Biomedical-research funder the Wellcome Trust has announced an ambitious initiative to improve the treatment of snakebites in poor countries. Snakebites kill tens of thousands of people a year, partly because they are treated with archaic antivenoms that often work only for one species.
Wellcome’s £80-million (US$103-million) programme, announced on 16 May, aims to improve existing therapies and will also support the development of antivenoms that can treat the toxins of different snake species.
“After many years of neglect, the tragic global threat of snakebite is fortunately now receiving significantly greater attention,” says Mark Feinberg, president of the International AIDS Vaccine Initiative, which also supports research into snakebite treatments.
Snakebites are a daily concern in many tropical and sub-tropical regions. The World Health Organization (WHO), which is due to publish a strategy on snakebite on 23 May, estimates that between 81,000 and 138,000 people die from snakebites each year. People in rural areas in sub-Saharan Africa and India who have limited access to hospitals and medication are most at risk.
Snakebites have historically received little attention from researchers and policymakers, and few new treatments have been developed. Existing antivenoms rely on antibodies made by injecting large animals such as horses with small amounts of snake venom. They must also be refrigerated and administered by intravenous injection or infusion under the supervision of a doctor, making treatment in the field difficult.
High-quality antivenoms are also expensive to make, often work only against the species of snake from which the venom was taken and can cause dangerous side effects, such as potentially fatal allergic reactions. In sub-Saharan Africa, a hotspot of the snakebite crisis, the drugs are in short supply — and even when hospitals have them, they are often ineffective against local snake species.
Wellcome — together with medical charity Médecins Sans Frontières (also known as Doctors Without Borders) and local partners — plans to establish a pan-African network of clinical trials carefully designed to test promising new drug candidates in people, says Phillip Price, who leads snakebite science at the Wellcome Trust in London.
From horses to humans
Tools of genomics, immunology and structural biology promise to deliver much more effective treatments than those currently available, says Feinberg.
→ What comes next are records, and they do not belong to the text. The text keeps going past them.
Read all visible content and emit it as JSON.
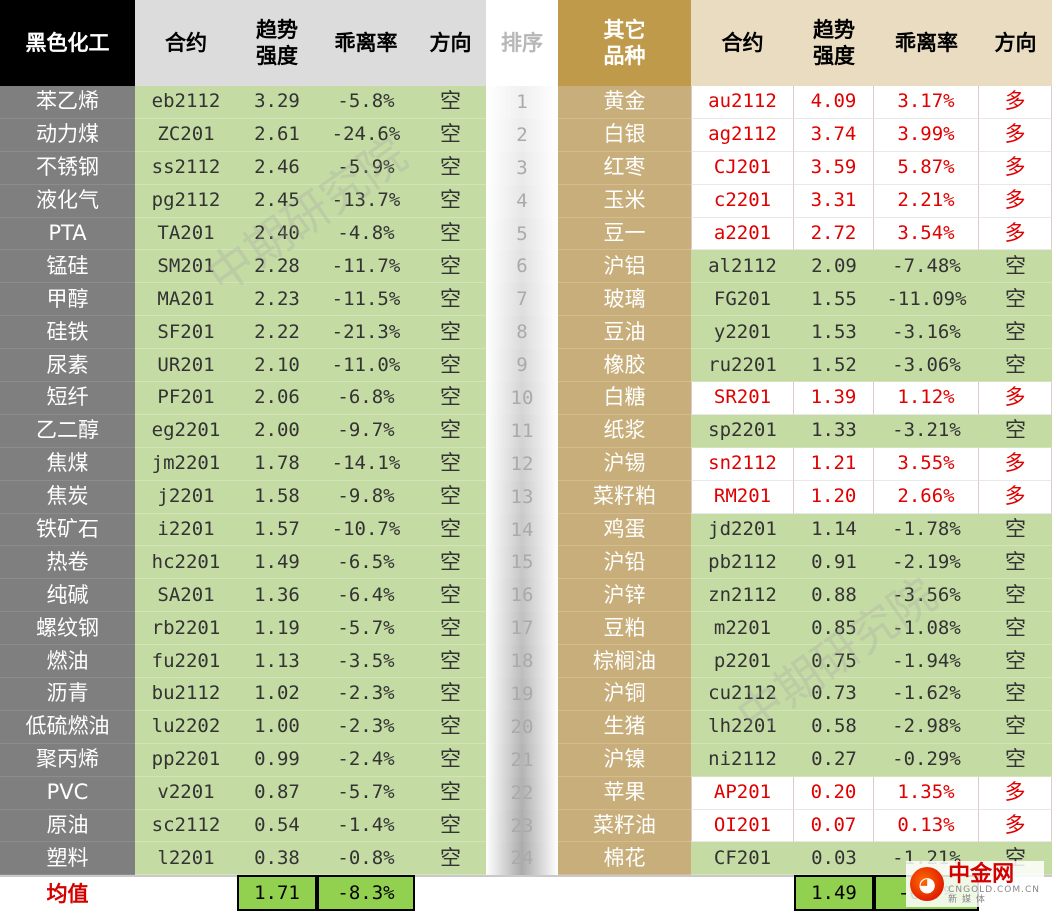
{
  "headers": {
    "left_group": "黑色化工",
    "left_contract": "合约",
    "left_strength": "趋势\n强度",
    "left_deviation": "乖离率",
    "left_direction": "方向",
    "rank": "排序",
    "right_group": "其它\n品种",
    "right_contract": "合约",
    "right_strength": "趋势\n强度",
    "right_deviation": "乖离率",
    "right_direction": "方向"
  },
  "rows": [
    {
      "rank": "1",
      "l_name": "苯乙烯",
      "l_code": "eb2112",
      "l_str": "3.29",
      "l_dev": "-5.8%",
      "l_dir": "空",
      "r_name": "黄金",
      "r_code": "au2112",
      "r_str": "4.09",
      "r_dev": "3.17%",
      "r_dir": "多",
      "r_long": true
    },
    {
      "rank": "2",
      "l_name": "动力煤",
      "l_code": "ZC201",
      "l_str": "2.61",
      "l_dev": "-24.6%",
      "l_dir": "空",
      "r_name": "白银",
      "r_code": "ag2112",
      "r_str": "3.74",
      "r_dev": "3.99%",
      "r_dir": "多",
      "r_long": true
    },
    {
      "rank": "3",
      "l_name": "不锈钢",
      "l_code": "ss2112",
      "l_str": "2.46",
      "l_dev": "-5.9%",
      "l_dir": "空",
      "r_name": "红枣",
      "r_code": "CJ201",
      "r_str": "3.59",
      "r_dev": "5.87%",
      "r_dir": "多",
      "r_long": true
    },
    {
      "rank": "4",
      "l_name": "液化气",
      "l_code": "pg2112",
      "l_str": "2.45",
      "l_dev": "-13.7%",
      "l_dir": "空",
      "r_name": "玉米",
      "r_code": "c2201",
      "r_str": "3.31",
      "r_dev": "2.21%",
      "r_dir": "多",
      "r_long": true
    },
    {
      "rank": "5",
      "l_name": "PTA",
      "l_code": "TA201",
      "l_str": "2.40",
      "l_dev": "-4.8%",
      "l_dir": "空",
      "r_name": "豆一",
      "r_code": "a2201",
      "r_str": "2.72",
      "r_dev": "3.54%",
      "r_dir": "多",
      "r_long": true
    },
    {
      "rank": "6",
      "l_name": "锰硅",
      "l_code": "SM201",
      "l_str": "2.28",
      "l_dev": "-11.7%",
      "l_dir": "空",
      "r_name": "沪铝",
      "r_code": "al2112",
      "r_str": "2.09",
      "r_dev": "-7.48%",
      "r_dir": "空",
      "r_long": false
    },
    {
      "rank": "7",
      "l_name": "甲醇",
      "l_code": "MA201",
      "l_str": "2.23",
      "l_dev": "-11.5%",
      "l_dir": "空",
      "r_name": "玻璃",
      "r_code": "FG201",
      "r_str": "1.55",
      "r_dev": "-11.09%",
      "r_dir": "空",
      "r_long": false
    },
    {
      "rank": "8",
      "l_name": "硅铁",
      "l_code": "SF201",
      "l_str": "2.22",
      "l_dev": "-21.3%",
      "l_dir": "空",
      "r_name": "豆油",
      "r_code": "y2201",
      "r_str": "1.53",
      "r_dev": "-3.16%",
      "r_dir": "空",
      "r_long": false
    },
    {
      "rank": "9",
      "l_name": "尿素",
      "l_code": "UR201",
      "l_str": "2.10",
      "l_dev": "-11.0%",
      "l_dir": "空",
      "r_name": "橡胶",
      "r_code": "ru2201",
      "r_str": "1.52",
      "r_dev": "-3.06%",
      "r_dir": "空",
      "r_long": false
    },
    {
      "rank": "10",
      "l_name": "短纤",
      "l_code": "PF201",
      "l_str": "2.06",
      "l_dev": "-6.8%",
      "l_dir": "空",
      "r_name": "白糖",
      "r_code": "SR201",
      "r_str": "1.39",
      "r_dev": "1.12%",
      "r_dir": "多",
      "r_long": true
    },
    {
      "rank": "11",
      "l_name": "乙二醇",
      "l_code": "eg2201",
      "l_str": "2.00",
      "l_dev": "-9.7%",
      "l_dir": "空",
      "r_name": "纸浆",
      "r_code": "sp2201",
      "r_str": "1.33",
      "r_dev": "-3.21%",
      "r_dir": "空",
      "r_long": false
    },
    {
      "rank": "12",
      "l_name": "焦煤",
      "l_code": "jm2201",
      "l_str": "1.78",
      "l_dev": "-14.1%",
      "l_dir": "空",
      "r_name": "沪锡",
      "r_code": "sn2112",
      "r_str": "1.21",
      "r_dev": "3.55%",
      "r_dir": "多",
      "r_long": true
    },
    {
      "rank": "13",
      "l_name": "焦炭",
      "l_code": "j2201",
      "l_str": "1.58",
      "l_dev": "-9.8%",
      "l_dir": "空",
      "r_name": "菜籽粕",
      "r_code": "RM201",
      "r_str": "1.20",
      "r_dev": "2.66%",
      "r_dir": "多",
      "r_long": true
    },
    {
      "rank": "14",
      "l_name": "铁矿石",
      "l_code": "i2201",
      "l_str": "1.57",
      "l_dev": "-10.7%",
      "l_dir": "空",
      "r_name": "鸡蛋",
      "r_code": "jd2201",
      "r_str": "1.14",
      "r_dev": "-1.78%",
      "r_dir": "空",
      "r_long": false
    },
    {
      "rank": "15",
      "l_name": "热卷",
      "l_code": "hc2201",
      "l_str": "1.49",
      "l_dev": "-6.5%",
      "l_dir": "空",
      "r_name": "沪铅",
      "r_code": "pb2112",
      "r_str": "0.91",
      "r_dev": "-2.19%",
      "r_dir": "空",
      "r_long": false
    },
    {
      "rank": "16",
      "l_name": "纯碱",
      "l_code": "SA201",
      "l_str": "1.36",
      "l_dev": "-6.4%",
      "l_dir": "空",
      "r_name": "沪锌",
      "r_code": "zn2112",
      "r_str": "0.88",
      "r_dev": "-3.56%",
      "r_dir": "空",
      "r_long": false
    },
    {
      "rank": "17",
      "l_name": "螺纹钢",
      "l_code": "rb2201",
      "l_str": "1.19",
      "l_dev": "-5.7%",
      "l_dir": "空",
      "r_name": "豆粕",
      "r_code": "m2201",
      "r_str": "0.85",
      "r_dev": "-1.08%",
      "r_dir": "空",
      "r_long": false
    },
    {
      "rank": "18",
      "l_name": "燃油",
      "l_code": "fu2201",
      "l_str": "1.13",
      "l_dev": "-3.5%",
      "l_dir": "空",
      "r_name": "棕榈油",
      "r_code": "p2201",
      "r_str": "0.75",
      "r_dev": "-1.94%",
      "r_dir": "空",
      "r_long": false
    },
    {
      "rank": "19",
      "l_name": "沥青",
      "l_code": "bu2112",
      "l_str": "1.02",
      "l_dev": "-2.3%",
      "l_dir": "空",
      "r_name": "沪铜",
      "r_code": "cu2112",
      "r_str": "0.73",
      "r_dev": "-1.62%",
      "r_dir": "空",
      "r_long": false
    },
    {
      "rank": "20",
      "l_name": "低硫燃油",
      "l_code": "lu2202",
      "l_str": "1.00",
      "l_dev": "-2.3%",
      "l_dir": "空",
      "r_name": "生猪",
      "r_code": "lh2201",
      "r_str": "0.58",
      "r_dev": "-2.98%",
      "r_dir": "空",
      "r_long": false
    },
    {
      "rank": "21",
      "l_name": "聚丙烯",
      "l_code": "pp2201",
      "l_str": "0.99",
      "l_dev": "-2.4%",
      "l_dir": "空",
      "r_name": "沪镍",
      "r_code": "ni2112",
      "r_str": "0.27",
      "r_dev": "-0.29%",
      "r_dir": "空",
      "r_long": false
    },
    {
      "rank": "22",
      "l_name": "PVC",
      "l_code": "v2201",
      "l_str": "0.87",
      "l_dev": "-5.7%",
      "l_dir": "空",
      "r_name": "苹果",
      "r_code": "AP201",
      "r_str": "0.20",
      "r_dev": "1.35%",
      "r_dir": "多",
      "r_long": true
    },
    {
      "rank": "23",
      "l_name": "原油",
      "l_code": "sc2112",
      "l_str": "0.54",
      "l_dev": "-1.4%",
      "l_dir": "空",
      "r_name": "菜籽油",
      "r_code": "OI201",
      "r_str": "0.07",
      "r_dev": "0.13%",
      "r_dir": "多",
      "r_long": true
    },
    {
      "rank": "24",
      "l_name": "塑料",
      "l_code": "l2201",
      "l_str": "0.38",
      "l_dev": "-0.8%",
      "l_dir": "空",
      "r_name": "棉花",
      "r_code": "CF201",
      "r_str": "0.03",
      "r_dev": "-1.21%",
      "r_dir": "空",
      "r_long": false
    }
  ],
  "footer": {
    "label": "均值",
    "left_avg_strength": "1.71",
    "left_avg_deviation": "-8.3%",
    "right_avg_strength": "1.49",
    "right_avg_deviation": "-0.7%"
  },
  "watermark": "中期研究院",
  "logo": {
    "main": "中金网",
    "sub": "新 媒 体",
    "domain": "CNGOLD.COM.CN",
    "icon_name": "cngold-logo-icon"
  },
  "colors": {
    "long": "#e00000",
    "short_bg": "#c5dba4",
    "avg_bg": "#92d050",
    "gold_header": "#bf9a4a"
  }
}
Scientists have already discovered that certain molecules inhibit the toxic activity of venom from carpet vipers (Echis ocellatus) in Cameroon and Ghana. Other approaches rely on mixtures of certain human antibodies that can neutralize neurotoxins of the extremely venomous black mamba (Dendroaspis polylepis).
Synthetic biology also offers hope. Antivenoms based on human antibodies can be produced at roughly the same costs as animal-derived antivenoms, says Andreas Laustsen, a biotechnologist at the Technical University of Denmark in Lyngby. “We need to find antibodies that neutralize toxins in the venom of a great variety of snakes,” he says. “Here’s a real research need that Wellcome could address.”
Other research efforts under way focus on developing drugs that people could take in the field right after a bite. Such medicines, some of which are being developed at Ophirex, a company in Corte Madera, California, would be a breakthrough, says Price.
The firm hopes to start a clinical trial in New Guinea next year. Snakebites in that country are predominately from taipan (Oxyuranus scutellatus), whose venom causes general or respiratory paralysis. Being able to reliably test new drugs in African countries, which host a large variety of endemic venomous snakes, would be immense progress, says Ophirex chief scientist Matthew Lewin. Wellcome’s coordinated programme could bring rigour to these complex international projects, he says.